My final methodological point concerns Schaff’s essay on Lincoln. It is the real outlier of this collection in no small part because it offers the Lincoln of myth rather than the Lincoln of history. Schaff’s contention that Lincoln’s prudence and moderation moved beyond the Federalists and Anti-Federalists hints very strongly that no other political figure before (or since) practiced those two traits. If those are the criteria to lighten a path left dark by the Ratification debates, surely Washington’s example better fits that mold. Also, it is unclear if the Lincoln who arrested northern political opponents, pacifists, a Congressman, and a sitting federal judge, held military tribunals for citizens, unilaterally suspended Habeas Corpus, called up troops, and spent unauthorized monies can be said to have “showed admirable restraint.” At the same time, moreover, the centralized banking, high protective tariffs, massive land giveaways, income taxes, and internal improvements approved by Lincoln whiffs quite strongly of the encroaching centralization the Anti-Federalists predicted under the Constitution. “Emergency” justifications aside, is this the model for a statesmanship that “moves beyond” Federalists and Anti-Federalists? If so, I might take my chances with the unenlightened Publius or Brutus.

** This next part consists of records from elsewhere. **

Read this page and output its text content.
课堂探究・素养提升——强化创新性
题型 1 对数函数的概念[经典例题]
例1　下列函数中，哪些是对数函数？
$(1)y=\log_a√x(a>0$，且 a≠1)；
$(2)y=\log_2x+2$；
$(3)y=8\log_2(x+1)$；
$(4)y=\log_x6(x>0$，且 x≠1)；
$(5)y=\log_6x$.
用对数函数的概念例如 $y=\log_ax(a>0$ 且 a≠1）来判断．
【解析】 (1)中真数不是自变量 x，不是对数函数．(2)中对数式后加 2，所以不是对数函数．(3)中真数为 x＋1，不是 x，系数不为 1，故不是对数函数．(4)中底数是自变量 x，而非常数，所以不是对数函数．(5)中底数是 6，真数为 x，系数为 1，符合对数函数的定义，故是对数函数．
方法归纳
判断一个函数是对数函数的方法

From Reflection and Choice only scratches the surface of the enduring importance of The Federalist and the ratification debates but can serve as a starting point in further explorations of the topics. Research is still needed on linking the immediate context of 1787-1788 to the content, nature, form, and influence of Publius’ arguments. In addition, by contrasting Madison’s and Hamilton’s visions for the federal judiciary in both The Federalist and the political scrapes of the 1790s, scholars could explain more about the controversies involving the federal courts in the Early Republic. Finally, constitutional historians, legal scholars, and political theorists still must consider thorny topics raised by The Federalist such as the authority of the ratification debates for constitutional interpretation, the place of virtue in the new constitutional order, and the reasons for the differences between Federalist and Anti-Federalist definitions of republicanism. From Reflection and Choice prompts further thought on these and many other important issues.